Retirement money may not be there for most Americans
Megan McArdle's review of the state of retirement planning is not very encouraging. Writing for The Daily Beast, she says if you look at the average retirement savings, things look pretty good: There is $136,000 in defined pension benefits, $94,000 in retirement accounts, $104,000 in housing equity and more than $300,000 of other assets.
Social Security benefits average at $160,000.
"Unfortunately, those are just averages: If you put me and Warren Buffett in a room together," McArdle quips, "our average wealth is in the billions, but I still can't buy a yacht."

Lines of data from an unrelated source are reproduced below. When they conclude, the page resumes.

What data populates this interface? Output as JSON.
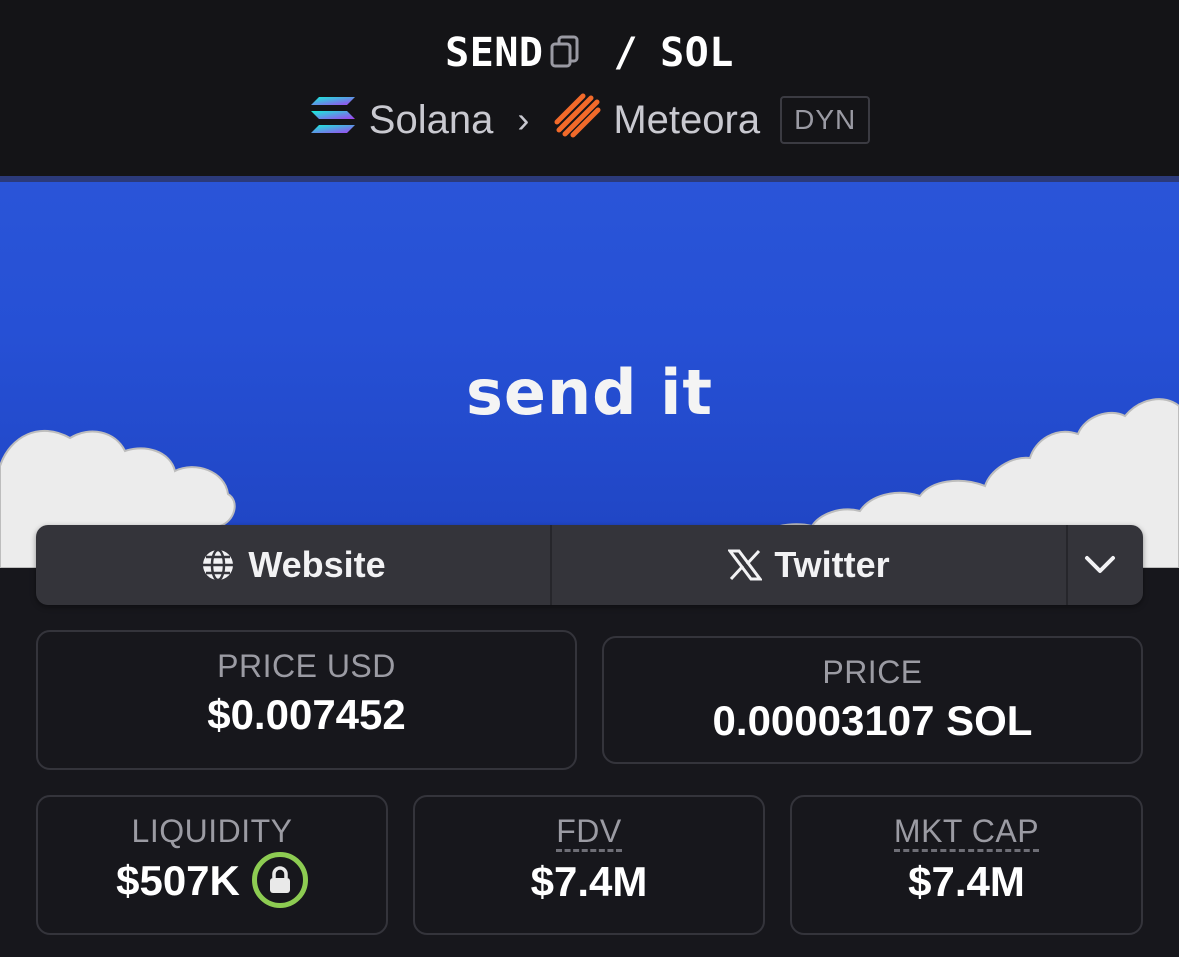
{
  "header": {
    "base_token": "SEND",
    "quote_token": "SOL",
    "separator": "/",
    "chain": "Solana",
    "dex": "Meteora",
    "pool_tag": "DYN"
  },
  "banner": {
    "text": "send it",
    "bg_color": "#2650d5"
  },
  "links": {
    "website_label": "Website",
    "twitter_label": "Twitter"
  },
  "stats": {
    "price_usd_label": "PRICE USD",
    "price_usd_value": "$0.007452",
    "price_label": "PRICE",
    "price_value": "0.00003107 SOL",
    "liquidity_label": "LIQUIDITY",
    "liquidity_value": "$507K",
    "fdv_label": "FDV",
    "fdv_value": "$7.4M",
    "mktcap_label": "MKT CAP",
    "mktcap_value": "$7.4M"
  },
  "icons": {
    "copy": "copy-icon",
    "solana": "solana-logo-icon",
    "meteora": "meteora-logo-icon",
    "chevron": "chevron-right-icon",
    "globe": "globe-icon",
    "x": "x-logo-icon",
    "dropdown": "chevron-down-icon",
    "lock": "lock-icon"
  },
  "colors": {
    "lock_ring": "#8dcc52",
    "card_border": "#34343b",
    "background": "#17171c"
  }
}
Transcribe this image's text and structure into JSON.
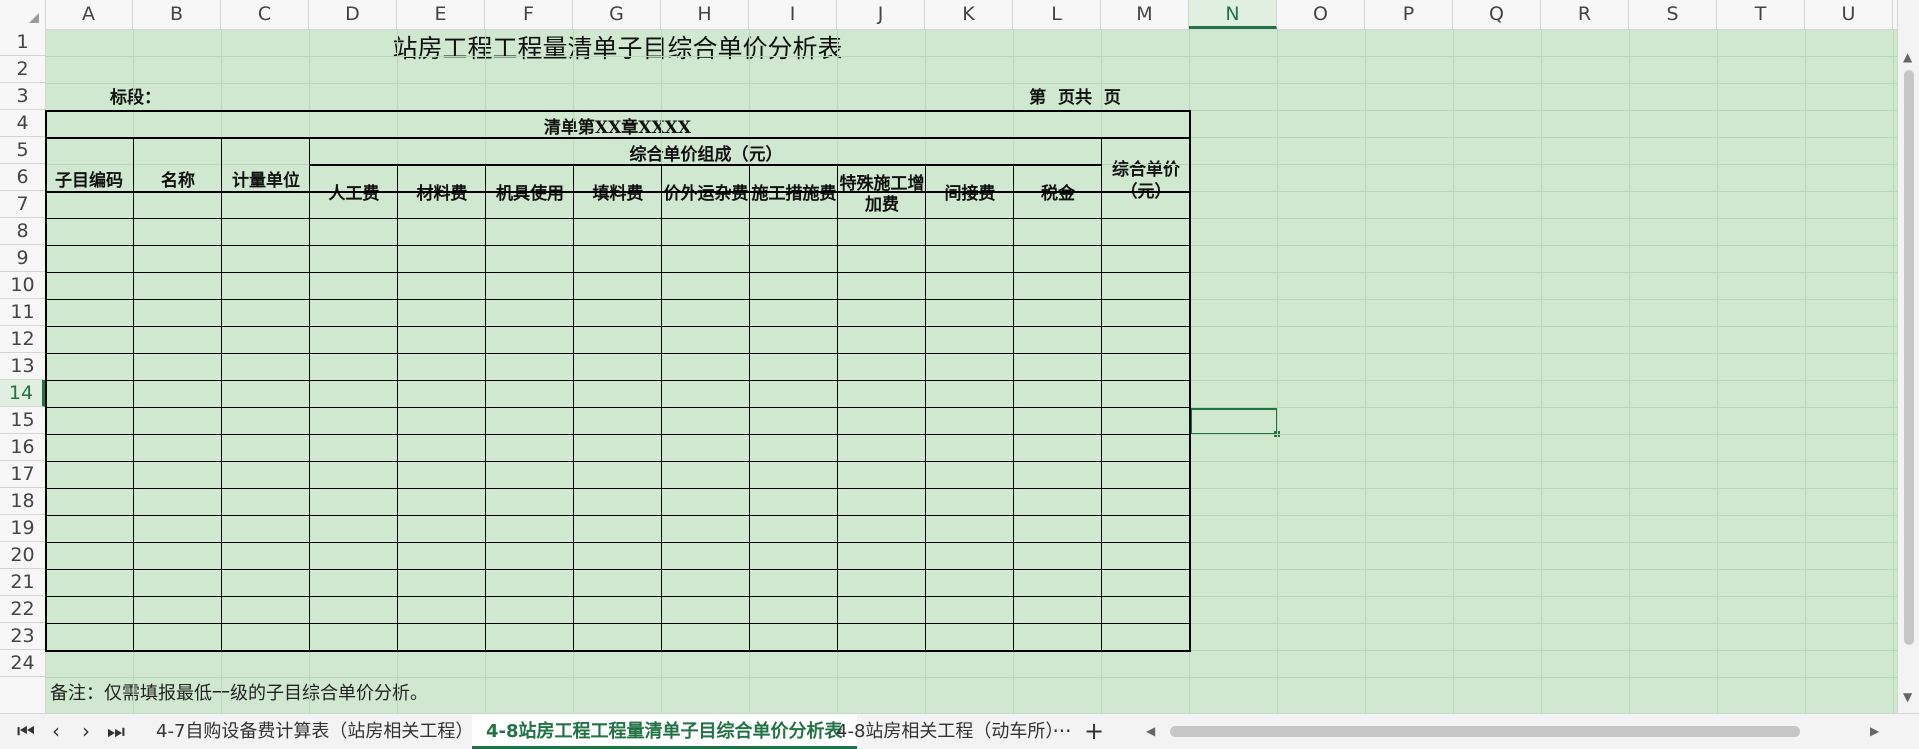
{
  "columns": [
    "A",
    "B",
    "C",
    "D",
    "E",
    "F",
    "G",
    "H",
    "I",
    "J",
    "K",
    "L",
    "M",
    "N",
    "O",
    "P",
    "Q",
    "R",
    "S",
    "T",
    "U"
  ],
  "selected_column": "N",
  "rows": [
    "1",
    "2",
    "3",
    "4",
    "5",
    "6",
    "7",
    "8",
    "9",
    "10",
    "11",
    "12",
    "13",
    "14",
    "15",
    "16",
    "17",
    "18",
    "19",
    "20",
    "21",
    "22",
    "23",
    "24"
  ],
  "selected_row": "14",
  "sheet": {
    "title": "站房工程工程量清单子目综合单价分析表",
    "section_label": "标段：",
    "page_label": "第  页共  页",
    "chapter_header": "清单第XX章XXXX",
    "group_header": "综合单价组成（元）",
    "headers": {
      "code": "子目编码",
      "name": "名称",
      "unit": "计量单位",
      "labor": "人工费",
      "material": "材料费",
      "machine": "机具使用",
      "fill": "填料费",
      "transport": "价外运杂费",
      "measures": "施工措施费",
      "special": "特殊施工增加费",
      "indirect": "间接费",
      "tax": "税金",
      "unit_price": "综合单价（元）"
    },
    "note": "备注：仅需填报最低一级的子目综合单价分析。"
  },
  "tabs": [
    {
      "label": "4-7自购设备费计算表（站房相关工程）",
      "active": false
    },
    {
      "label": "4-8站房工程工程量清单子目综合单价分析表",
      "active": true
    },
    {
      "label": "4-8站房相关工程（动车所）",
      "active": false
    }
  ],
  "tab_bar": {
    "more": "···",
    "add": "+"
  },
  "nav_icons": [
    "first-sheet-icon",
    "prev-sheet-icon",
    "next-sheet-icon",
    "last-sheet-icon"
  ],
  "colors": {
    "accent": "#217346",
    "sheet_bg": "#cfe8cf"
  }
}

This is an example of when averages deceive. A better way to look at this type of data is to look at the median. The median is the middle point in the data. What do things look like for people in the middle?
"Social Security is still there," McArdle says. "But 50 percent of Americans have $4,500 or less in a retirement account. Half of retirees and near-retirees have less than $75,000 worth of home equity. The median amount of other assets is about $45,000. Since you have to live in the house, this tells us that most older Americans are approaching retirement with very little in the way of a nest egg."
Whatever the reason, people are just not preparing for retirement. Preparing well takes good advice. Christine Dugas talks about this in USA Today and how the financial advice for middle class people needs to be different than the advice given to the rich.
The article explains about the NAPFA website, napfa.org, an association of financial advisers who work for a fee. Dugas described in the article how one planner helped a couple, Sue and Steve Manseaus, plan their retirement.
"(The planner) was able to show us that we really can retire," Sue Manseaus told USA Today. "It may not be with lots of trips or living in a gorgeous home, but it is doable if we follow what she has recommended. And that is a huge relief."
Just make sure you meet with a financial planner before you buy a yacht.